The mechanisms connecting various types of social support to mortality have been well-studied in high-income countries. However, less is known about how these relationships function in different socioeconomic contexts. We examined how four domains of social support-emotional, physical, financial, and informational-impact mortality within a sample of older adults living in a rural and resource-constrained setting. Using baseline survey and longitudinal mortality data from HAALSI, we assessed how social support affects mortality in a cohort of 5059 individuals aged 40 years or older in rural Mpumalanga, South Africa. Social support was captured as the self-reported frequency with which close social contacts offered emotional, physical, financial, and informational support to respondents, standardized across the sample to increase interpretability. We used Cox proportional hazard models to evaluate how each support type affected mortality controlling for potential confounders, and assessed potential effect-modification by age and sex. Each of the four support domains had small positive associations with mortality, ranging from a hazard ratio per standard deviation of support of 1.04 [95% CI: 0.95,1.13] for financial support to 1.09 [95% CI: 0.99,1.18] for informational support. Associations were often stronger for females and younger individuals. We find baseline social support to be positively associated with mortality in rural South Africa. Possible explanations include that insufficient social support is not a strong driver of mortality risk in this setting, or that social support does not reach some necessary threshold to buffer against mortality. Additionally, it is possible that the social support measure did not capture more relevant aspects of support, or that our social support measures captured prior morbidity that attracted support before the study began. We highlight approaches to evaluate some of these hypotheses in future research.

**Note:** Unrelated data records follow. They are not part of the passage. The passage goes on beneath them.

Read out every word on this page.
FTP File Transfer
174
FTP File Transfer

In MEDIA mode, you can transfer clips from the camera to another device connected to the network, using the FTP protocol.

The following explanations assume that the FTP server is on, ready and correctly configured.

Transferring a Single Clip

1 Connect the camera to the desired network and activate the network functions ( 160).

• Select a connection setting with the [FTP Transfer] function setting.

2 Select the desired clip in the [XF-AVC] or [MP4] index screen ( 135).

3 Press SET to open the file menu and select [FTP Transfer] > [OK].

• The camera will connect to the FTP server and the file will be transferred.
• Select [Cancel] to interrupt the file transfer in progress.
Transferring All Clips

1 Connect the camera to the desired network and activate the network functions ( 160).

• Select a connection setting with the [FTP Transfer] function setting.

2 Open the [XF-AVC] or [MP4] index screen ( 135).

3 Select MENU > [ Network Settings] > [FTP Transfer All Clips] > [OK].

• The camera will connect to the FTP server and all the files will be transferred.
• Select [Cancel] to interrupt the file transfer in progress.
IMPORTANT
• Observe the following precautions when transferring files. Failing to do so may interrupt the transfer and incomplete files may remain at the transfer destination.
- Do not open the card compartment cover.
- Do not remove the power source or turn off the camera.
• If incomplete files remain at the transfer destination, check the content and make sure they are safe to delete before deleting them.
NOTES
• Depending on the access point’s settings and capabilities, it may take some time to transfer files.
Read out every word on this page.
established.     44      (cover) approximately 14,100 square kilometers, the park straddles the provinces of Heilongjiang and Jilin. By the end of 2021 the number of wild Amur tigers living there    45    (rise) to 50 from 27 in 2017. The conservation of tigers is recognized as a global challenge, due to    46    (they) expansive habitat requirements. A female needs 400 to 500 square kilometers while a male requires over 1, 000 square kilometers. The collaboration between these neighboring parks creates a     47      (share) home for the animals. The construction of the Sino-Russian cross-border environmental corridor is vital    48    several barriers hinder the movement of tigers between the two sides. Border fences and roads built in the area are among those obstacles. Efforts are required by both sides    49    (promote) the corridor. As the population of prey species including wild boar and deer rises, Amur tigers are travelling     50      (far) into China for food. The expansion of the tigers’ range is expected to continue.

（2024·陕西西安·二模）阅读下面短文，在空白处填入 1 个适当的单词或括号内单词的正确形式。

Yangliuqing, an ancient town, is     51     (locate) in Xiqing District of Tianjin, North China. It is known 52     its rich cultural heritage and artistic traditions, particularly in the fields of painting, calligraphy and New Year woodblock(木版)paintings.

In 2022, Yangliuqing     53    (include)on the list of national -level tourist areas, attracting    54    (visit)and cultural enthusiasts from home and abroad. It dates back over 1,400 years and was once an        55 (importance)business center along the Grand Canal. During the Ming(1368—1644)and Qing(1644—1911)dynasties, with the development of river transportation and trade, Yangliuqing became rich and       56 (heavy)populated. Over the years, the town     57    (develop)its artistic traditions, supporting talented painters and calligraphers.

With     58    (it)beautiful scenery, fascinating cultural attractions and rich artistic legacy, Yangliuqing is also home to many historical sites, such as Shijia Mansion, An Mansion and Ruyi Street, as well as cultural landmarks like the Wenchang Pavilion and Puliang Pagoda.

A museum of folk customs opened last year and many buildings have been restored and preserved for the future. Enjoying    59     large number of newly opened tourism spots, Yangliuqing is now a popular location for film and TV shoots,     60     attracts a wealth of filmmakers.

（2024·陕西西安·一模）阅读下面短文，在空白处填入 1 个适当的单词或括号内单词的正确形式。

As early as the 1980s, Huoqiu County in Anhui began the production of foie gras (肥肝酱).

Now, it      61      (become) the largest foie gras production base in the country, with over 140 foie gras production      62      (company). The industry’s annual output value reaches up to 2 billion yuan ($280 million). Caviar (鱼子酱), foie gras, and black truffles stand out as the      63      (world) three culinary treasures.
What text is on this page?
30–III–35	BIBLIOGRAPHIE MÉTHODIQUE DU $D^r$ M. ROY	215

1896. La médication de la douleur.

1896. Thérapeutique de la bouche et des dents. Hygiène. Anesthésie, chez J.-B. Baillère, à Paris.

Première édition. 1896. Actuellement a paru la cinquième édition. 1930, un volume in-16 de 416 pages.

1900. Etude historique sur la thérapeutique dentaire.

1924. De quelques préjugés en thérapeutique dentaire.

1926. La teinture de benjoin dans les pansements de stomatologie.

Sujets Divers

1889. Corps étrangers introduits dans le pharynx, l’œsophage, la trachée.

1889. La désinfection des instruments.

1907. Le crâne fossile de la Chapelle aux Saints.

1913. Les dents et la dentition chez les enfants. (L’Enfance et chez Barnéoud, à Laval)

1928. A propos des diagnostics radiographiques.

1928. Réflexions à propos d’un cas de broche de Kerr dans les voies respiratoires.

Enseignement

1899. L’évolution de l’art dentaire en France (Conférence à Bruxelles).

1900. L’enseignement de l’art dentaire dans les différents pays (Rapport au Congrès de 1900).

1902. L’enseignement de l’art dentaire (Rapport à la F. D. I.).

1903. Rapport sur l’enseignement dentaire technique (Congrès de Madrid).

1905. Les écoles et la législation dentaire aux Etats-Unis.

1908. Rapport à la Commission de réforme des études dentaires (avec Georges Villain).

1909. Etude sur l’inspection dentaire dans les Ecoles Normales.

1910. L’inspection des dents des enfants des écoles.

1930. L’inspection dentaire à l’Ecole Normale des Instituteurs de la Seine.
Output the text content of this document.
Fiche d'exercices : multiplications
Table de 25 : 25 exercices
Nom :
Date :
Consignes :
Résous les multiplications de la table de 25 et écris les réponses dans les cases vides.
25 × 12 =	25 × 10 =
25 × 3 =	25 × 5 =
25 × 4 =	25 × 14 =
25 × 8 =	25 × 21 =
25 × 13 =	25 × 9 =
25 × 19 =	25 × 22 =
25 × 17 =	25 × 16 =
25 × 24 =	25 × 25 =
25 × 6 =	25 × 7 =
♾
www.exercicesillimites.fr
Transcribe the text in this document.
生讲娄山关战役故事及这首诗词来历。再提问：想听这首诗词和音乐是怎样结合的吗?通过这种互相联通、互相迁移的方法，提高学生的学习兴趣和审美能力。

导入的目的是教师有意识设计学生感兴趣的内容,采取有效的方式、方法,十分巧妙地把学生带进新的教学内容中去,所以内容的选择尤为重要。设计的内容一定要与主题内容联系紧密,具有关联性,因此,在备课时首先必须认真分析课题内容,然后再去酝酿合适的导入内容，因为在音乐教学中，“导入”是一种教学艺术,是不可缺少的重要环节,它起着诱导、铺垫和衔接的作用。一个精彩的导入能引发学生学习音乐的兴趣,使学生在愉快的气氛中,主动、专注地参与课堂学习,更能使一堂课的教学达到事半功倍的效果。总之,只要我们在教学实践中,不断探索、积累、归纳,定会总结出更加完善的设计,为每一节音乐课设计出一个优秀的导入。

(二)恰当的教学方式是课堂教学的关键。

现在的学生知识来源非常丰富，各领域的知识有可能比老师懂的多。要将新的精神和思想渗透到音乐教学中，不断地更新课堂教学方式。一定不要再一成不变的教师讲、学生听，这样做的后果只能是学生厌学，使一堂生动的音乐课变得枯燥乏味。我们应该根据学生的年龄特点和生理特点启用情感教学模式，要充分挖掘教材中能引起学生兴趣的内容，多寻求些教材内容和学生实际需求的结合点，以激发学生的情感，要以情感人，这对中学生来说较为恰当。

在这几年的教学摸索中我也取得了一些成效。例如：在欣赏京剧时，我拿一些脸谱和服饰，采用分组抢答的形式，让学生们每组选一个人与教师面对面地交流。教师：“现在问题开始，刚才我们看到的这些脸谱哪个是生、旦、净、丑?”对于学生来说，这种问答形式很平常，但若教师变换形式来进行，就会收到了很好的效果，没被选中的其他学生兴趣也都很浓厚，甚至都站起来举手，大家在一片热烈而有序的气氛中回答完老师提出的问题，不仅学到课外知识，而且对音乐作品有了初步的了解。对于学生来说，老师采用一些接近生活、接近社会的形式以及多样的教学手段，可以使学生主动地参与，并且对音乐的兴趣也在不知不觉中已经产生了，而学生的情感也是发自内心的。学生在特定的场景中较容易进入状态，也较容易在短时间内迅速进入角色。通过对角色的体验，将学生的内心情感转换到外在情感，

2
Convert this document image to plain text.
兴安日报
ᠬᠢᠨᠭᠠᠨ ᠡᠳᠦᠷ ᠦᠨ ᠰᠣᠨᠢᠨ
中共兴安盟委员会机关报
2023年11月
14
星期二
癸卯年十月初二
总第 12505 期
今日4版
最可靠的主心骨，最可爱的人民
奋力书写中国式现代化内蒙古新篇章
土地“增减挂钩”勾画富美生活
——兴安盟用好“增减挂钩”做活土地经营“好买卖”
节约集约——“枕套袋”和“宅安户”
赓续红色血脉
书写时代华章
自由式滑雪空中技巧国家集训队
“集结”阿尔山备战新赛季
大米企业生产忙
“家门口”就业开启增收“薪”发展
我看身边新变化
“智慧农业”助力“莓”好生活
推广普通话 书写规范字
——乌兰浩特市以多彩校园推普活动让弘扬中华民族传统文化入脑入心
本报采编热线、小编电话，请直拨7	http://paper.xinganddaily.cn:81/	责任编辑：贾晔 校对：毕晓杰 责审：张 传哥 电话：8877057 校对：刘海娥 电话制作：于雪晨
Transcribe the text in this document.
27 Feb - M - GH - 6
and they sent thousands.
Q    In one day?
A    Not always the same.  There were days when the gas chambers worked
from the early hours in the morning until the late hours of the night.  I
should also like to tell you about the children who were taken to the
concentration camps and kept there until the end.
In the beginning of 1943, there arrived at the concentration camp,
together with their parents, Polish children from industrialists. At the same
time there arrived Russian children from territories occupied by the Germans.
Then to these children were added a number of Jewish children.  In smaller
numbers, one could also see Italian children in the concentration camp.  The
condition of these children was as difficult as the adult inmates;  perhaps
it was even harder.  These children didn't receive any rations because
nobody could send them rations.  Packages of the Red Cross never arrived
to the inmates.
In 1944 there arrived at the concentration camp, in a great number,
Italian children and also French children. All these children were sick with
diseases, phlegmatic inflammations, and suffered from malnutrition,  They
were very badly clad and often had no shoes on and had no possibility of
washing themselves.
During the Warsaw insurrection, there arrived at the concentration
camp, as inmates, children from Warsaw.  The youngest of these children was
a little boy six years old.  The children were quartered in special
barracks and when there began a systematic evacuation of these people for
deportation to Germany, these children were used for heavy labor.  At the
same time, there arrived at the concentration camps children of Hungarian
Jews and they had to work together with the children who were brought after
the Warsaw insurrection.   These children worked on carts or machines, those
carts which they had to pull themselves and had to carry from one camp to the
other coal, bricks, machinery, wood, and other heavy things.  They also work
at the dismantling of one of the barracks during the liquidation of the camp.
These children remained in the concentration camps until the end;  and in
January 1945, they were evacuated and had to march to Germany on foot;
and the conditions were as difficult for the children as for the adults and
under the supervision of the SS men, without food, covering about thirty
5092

在高收入国家,将各类社会支持与死亡率联系起来的机制已得到充分研究。然而,对于这些关系在不同社会经济背景下如何发挥作用,我们却知之甚少。我们研究了社会支持的四个领域——情感、物质、经济和信息支持——对生活在农村且资源有限环境中的老年人样本死亡率的影响。利用来自HAALSI的基线调查和纵向死亡率数据,我们评估了社会支持如何影响南非姆普马兰加农村地区5059名40岁及以上人群队列的死亡率。社会支持通过自我报告亲密社会联系人向受访者提供情感、物质、经济和信息支持的频率来衡量,并在样本中进行标准化以提高可解释性。我们使用Cox比例风险模型来评估每种支持类型如何在控制潜在混杂因素的情况下影响死亡率,并评估年龄和性别的潜在效应修正。四个支持领域中的每一个都与死亡率有小的正相关,经济支持每标准差的风险比为1.04 [95%置信区间:0.95,1.13],信息支持为1.09 [95%置信区间:0.99,1.18]。女性和年轻人的关联通常更强。我们发现基线社会支持与南非农村地区的死亡率呈正相关。可能的解释包括,在这种情况下,社会支持不足并非死亡率风险的强大驱动因素,或者社会支持未达到抵御死亡的必要阈值。此外,社会支持措施可能未涵盖支持的更多相关方面,或者我们的社会支持措施捕捉到了研究开始前就已吸引支持的先前发病情况。我们强调了在未来研究中评估其中一些假设的方法。